The average Visual Merchandiser salary is $26,111 per year or $13 per hour. This is around 0.8 times less than the Median wage of the country. Entry level positions start at $18,000 while most experienced workers make up to $37,000. These results are based on 61 salaries extracted from job descriptions.
- Creative flair and a strong imagination, as well as an outstanding sense of style, always willing to try out new ideas.
- Interpersonal and communication skills:
- Communicating clearly, both verbally and in writing, in order to convey clear instructions, as well as having effective listening skills as to understand the client’s requests; and
- being able to work cohesively with other staff members.

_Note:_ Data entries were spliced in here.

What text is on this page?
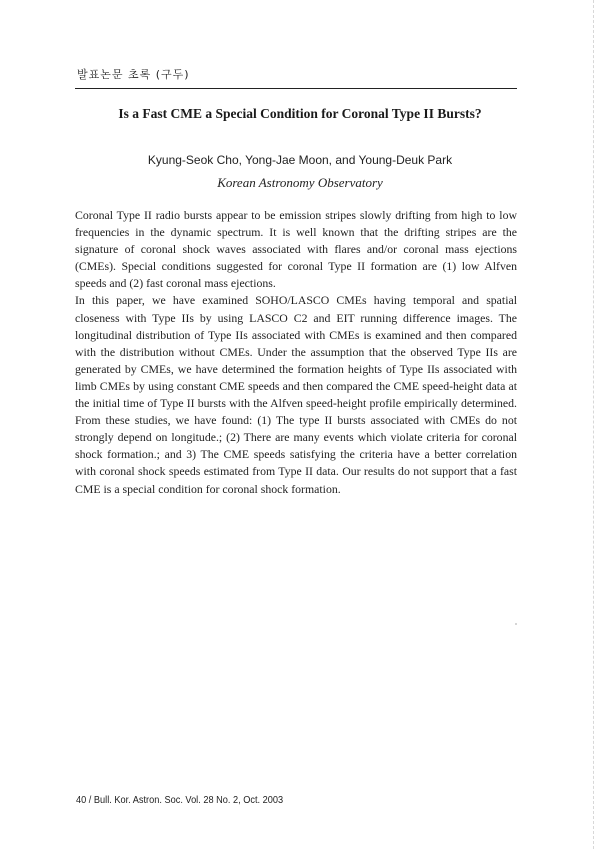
발표논문 초록 (구두)
Is a Fast CME a Special Condition for Coronal Type II Bursts?
Kyung-Seok Cho, Yong-Jae Moon, and Young-Deuk Park
Korean Astronomy Observatory

Coronal Type II radio bursts appear to be emission stripes slowly drifting from high to low frequencies in the dynamic spectrum. It is well known that the drifting stripes are the signature of coronal shock waves associated with flares and/or coronal mass ejections (CMEs). Special conditions suggested for coronal Type II formation are (1) low Alfven speeds and (2) fast coronal mass ejections.

In this paper, we have examined SOHO/LASCO CMEs having temporal and spatial closeness with Type IIs by using LASCO C2 and EIT running difference images. The longitudinal distribution of Type IIs associated with CMEs is examined and then compared with the distribution without CMEs. Under the assumption that the observed Type IIs are generated by CMEs, we have determined the formation heights of Type IIs associated with limb CMEs by using constant CME speeds and then compared the CME speed-height data at the initial time of Type II bursts with the Alfven speed-height profile empirically determined. From these studies, we have found: (1) The type II bursts associated with CMEs do not strongly depend on longitude.; (2) There are many events which violate criteria for coronal shock formation.; and 3) The CME speeds satisfying the criteria have a better correlation with coronal shock speeds estimated from Type II data. Our results do not support that a fast CME is a special condition for coronal shock formation.

40 / Bull. Kor. Astron. Soc. Vol. 28 No. 2, Oct. 2003
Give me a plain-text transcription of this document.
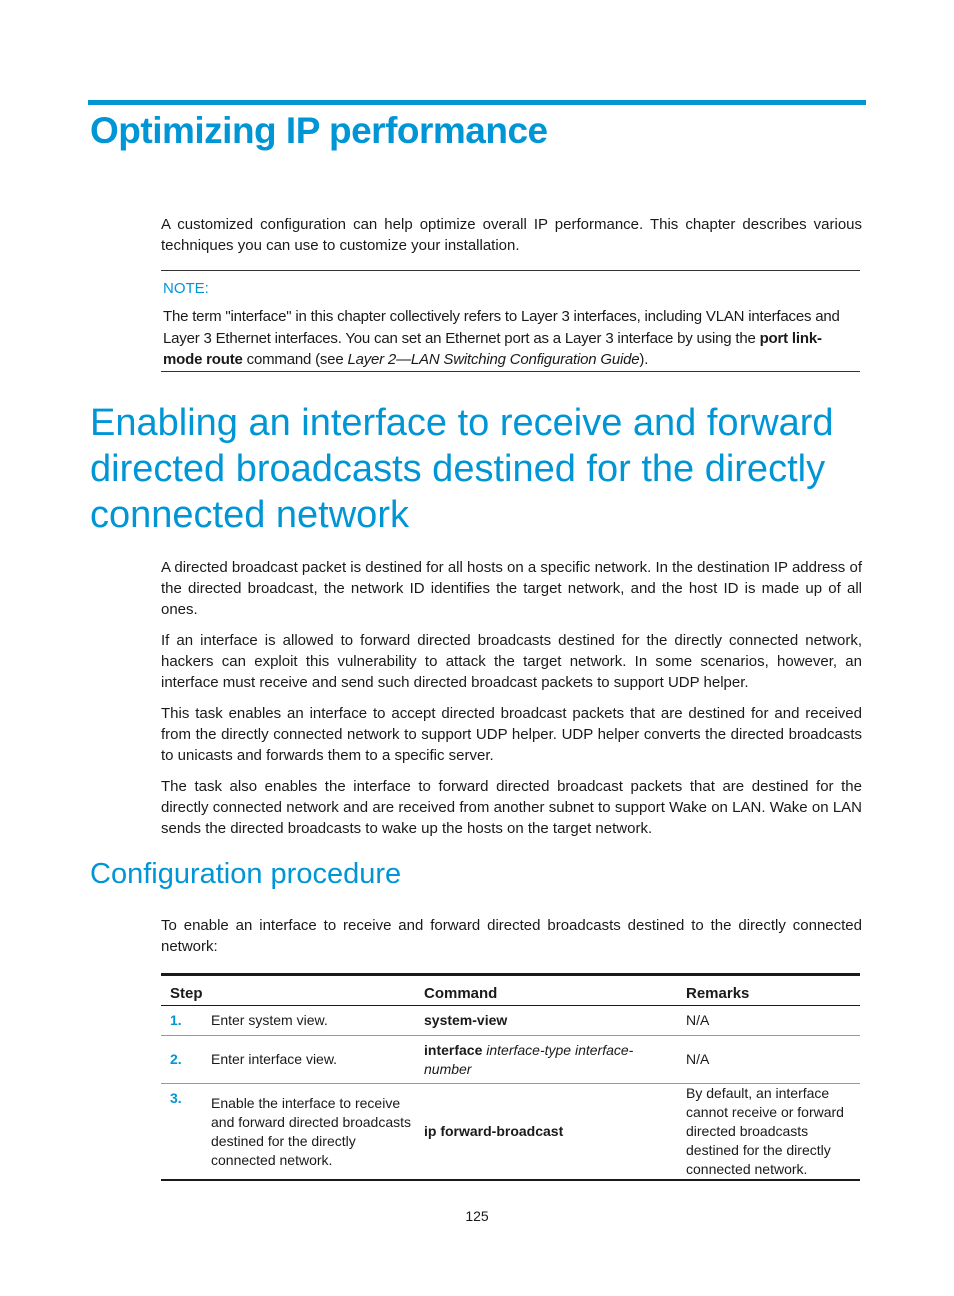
Optimizing IP performance

A customized configuration can help optimize overall IP performance. This chapter describes various techniques you can use to customize your installation.

NOTE:

The term "interface" in this chapter collectively refers to Layer 3 interfaces, including VLAN interfaces and Layer 3 Ethernet interfaces. You can set an Ethernet port as a Layer 3 interface by using the port link-mode route command (see Layer 2—LAN Switching Configuration Guide).

Enabling an interface to receive and forward directed broadcasts destined for the directly connected network

A directed broadcast packet is destined for all hosts on a specific network. In the destination IP address of the directed broadcast, the network ID identifies the target network, and the host ID is made up of all ones.

If an interface is allowed to forward directed broadcasts destined for the directly connected network, hackers can exploit this vulnerability to attack the target network. In some scenarios, however, an interface must receive and send such directed broadcast packets to support UDP helper.

This task enables an interface to accept directed broadcast packets that are destined for and received from the directly connected network to support UDP helper. UDP helper converts the directed broadcasts to unicasts and forwards them to a specific server.

The task also enables the interface to forward directed broadcast packets that are destined for the directly connected network and are received from another subnet to support Wake on LAN. Wake on LAN sends the directed broadcasts to wake up the hosts on the target network.

Configuration procedure

To enable an interface to receive and forward directed broadcasts destined to the directly connected network:

Step		Command	Remarks
1.	Enter system view.	system-view	N/A
2.	Enter interface view.	interface interface-type interface-number	N/A
3.	Enable the interface to receive and forward directed broadcasts destined for the directly connected network.	ip forward-broadcast	By default, an interface cannot receive or forward directed broadcasts destined for the directly connected network.
125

- Organizational and time management skills:
- Having strong multitasking skills; being able to work under pressure in a dynamic, fast-paced environment;
- having time management and prioritization skills;
- being highly responsible, reliable, and organized; and
- being detail oriented and structured.
- Self-motivated and willing to work independently, as well as working within a multi-disciplinary team environment:
- Being capable of receiving constructive criticism and using it to improve their work.

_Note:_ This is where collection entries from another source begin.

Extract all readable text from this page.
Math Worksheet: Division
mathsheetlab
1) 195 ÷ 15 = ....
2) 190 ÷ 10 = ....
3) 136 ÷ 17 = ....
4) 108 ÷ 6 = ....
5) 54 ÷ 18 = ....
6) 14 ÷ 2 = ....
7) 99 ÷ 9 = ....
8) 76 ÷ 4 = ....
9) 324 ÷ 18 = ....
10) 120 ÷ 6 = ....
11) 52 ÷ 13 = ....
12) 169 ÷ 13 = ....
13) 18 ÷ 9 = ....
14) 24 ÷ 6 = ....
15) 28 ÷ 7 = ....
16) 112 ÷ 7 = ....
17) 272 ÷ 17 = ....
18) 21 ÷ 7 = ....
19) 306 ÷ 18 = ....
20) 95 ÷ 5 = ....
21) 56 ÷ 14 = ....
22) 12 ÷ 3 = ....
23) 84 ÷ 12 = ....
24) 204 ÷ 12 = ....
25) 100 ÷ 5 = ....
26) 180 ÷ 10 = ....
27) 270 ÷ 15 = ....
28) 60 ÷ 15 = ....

- Physical strength, manual dexterity, and visual/spatial awareness:
- Being able to sit, stand, walk, bend, crouch, climb ladders, and kneel for several hours;
- being able to work in cramped, small spaces and to use power tools; and
- knowing how to maximize the use of space.
Aside from the skills listed above, in order to become a successful Visual Merchandiser, a person needs to be creative, artistic, and have a great imagination. As it is the case with many artistic careers, the educational requirements for Visual Merchandiser are not very standardized. Many successful professionals in this field rely solely on their artistic sense and creativity. However, many companies and employers will rather work with someone with a degree in Arts, Marketing, or Design, as it gives the candidate a solid educational background.

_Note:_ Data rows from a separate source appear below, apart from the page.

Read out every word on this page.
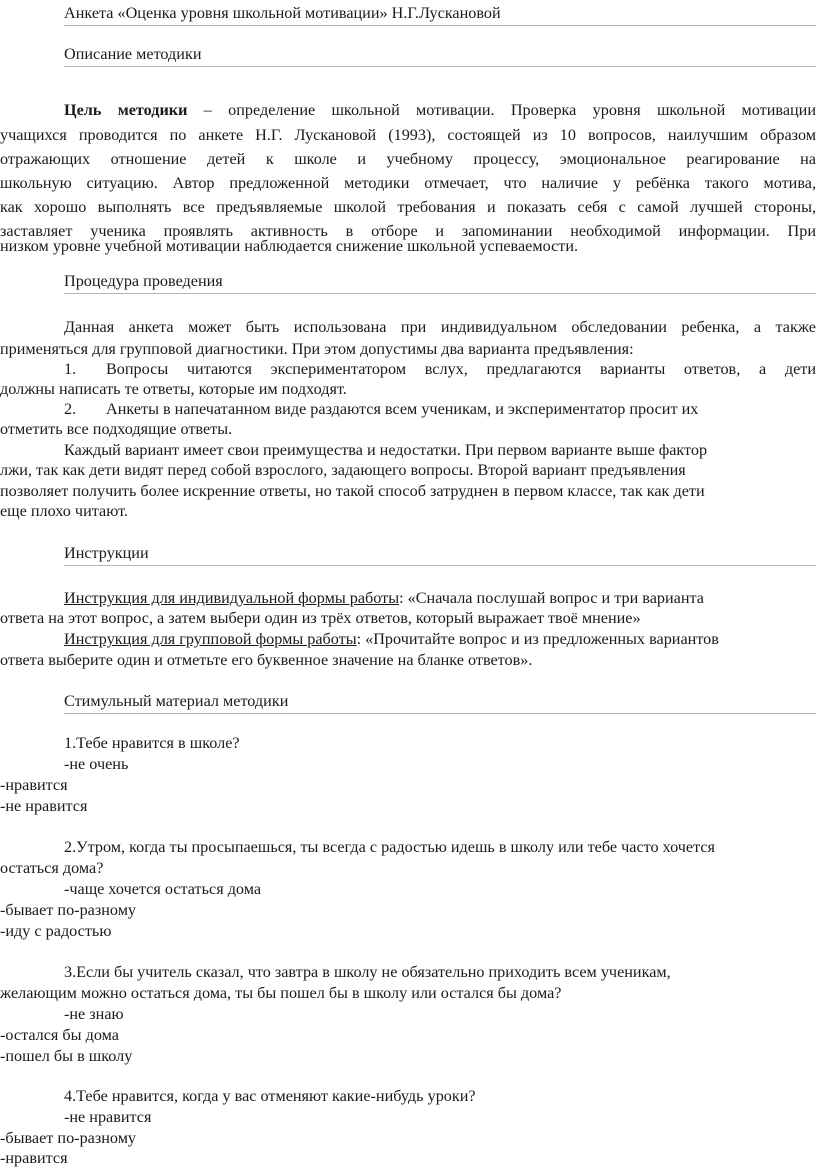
Анкета «Оценка уровня школьной мотивации» Н.Г.Лускановой
Описание методики
Цель методики – определение школьной мотивации. Проверка уровня школьной мотивации
учащихся проводится по анкете Н.Г. Лускановой (1993), состоящей из 10 вопросов, наилучшим образом
отражающих отношение детей к школе и учебному процессу, эмоциональное реагирование на
школьную ситуацию. Автор предложенной методики отмечает, что наличие у ребёнка такого мотива,
как хорошо выполнять все предъявляемые школой требования и показать себя с самой лучшей стороны,
заставляет ученика проявлять активность в отборе и запоминании необходимой информации. При
низком уровне учебной мотивации наблюдается снижение школьной успеваемости.
Процедура проведения
Данная анкета может быть использована при индивидуальном обследовании ребенка, а также
применяться для групповой диагностики. При этом допустимы два варианта предъявления:
1. Вопросы читаются экспериментатором вслух, предлагаются варианты ответов, а дети
должны написать те ответы, которые им подходят.
2. Анкеты в напечатанном виде раздаются всем ученикам, и экспериментатор просит их
отметить все подходящие ответы.
Каждый вариант имеет свои преимущества и недостатки. При первом варианте выше фактор
лжи, так как дети видят перед собой взрослого, задающего вопросы. Второй вариант предъявления
позволяет получить более искренние ответы, но такой способ затруднен в первом классе, так как дети
еще плохо читают.
Инструкции
Инструкция для индивидуальной формы работы: «Сначала послушай вопрос и три варианта
ответа на этот вопрос, а затем выбери один из трёх ответов, который выражает твоё мнение»
Инструкция для групповой формы работы: «Прочитайте вопрос и из предложенных вариантов
ответа выберите один и отметьте его буквенное значение на бланке ответов».
Стимульный материал методики
1.Тебе нравится в школе?
-не очень
-нравится
-не нравится
2.Утром, когда ты просыпаешься, ты всегда с радостью идешь в школу или тебе часто хочется
остаться дома?
-чаще хочется остаться дома
-бывает по-разному
-иду с радостью
3.Если бы учитель сказал, что завтра в школу не обязательно приходить всем ученикам,
желающим можно остаться дома, ты бы пошел бы в школу или остался бы дома?
-не знаю
-остался бы дома
-пошел бы в школу
4.Тебе нравится, когда у вас отменяют какие-нибудь уроки?
-не нравится
-бывает по-разному
-нравится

Besides a degree, most employers will also require applicants to submit a portfolio of past projects and works they’ve done in order to get an idea of their artistic style. Visual Merchandisers are also required to be proficient in software designing tools including Adobe Suite, AutoCAD, Photoshop, and Illustrator.
The actual work of a Visual Merchandiser can be divided in two: the conceptualization part and the assembling part. The first is mostly done during regular work hours at an office or at home, if the professional is working as a freelancer. However, the assembling part of their work is done directly in the location of the display or exhibition. This is often done outside of working hours in order to avoid people interfering and interrupting regular working hours of the location.
Furthermore, in many cases a single Visual Merchandiser may be responsible for several locations at once. The distance between locations may vary but they’re usually inside the same city. In order to cover larger areas many employers will hire a team of Visual Merchandisers and they will be required to coordinate their work in order to maintain a sense of consistency.
With enough experience, a Visual Merchandiser could progress to become a Visual Merchandising Manager. On the other hand, they could decide to move into Exhibition or Interior Design, or setting up their own business creating one of a kind, innovative displays.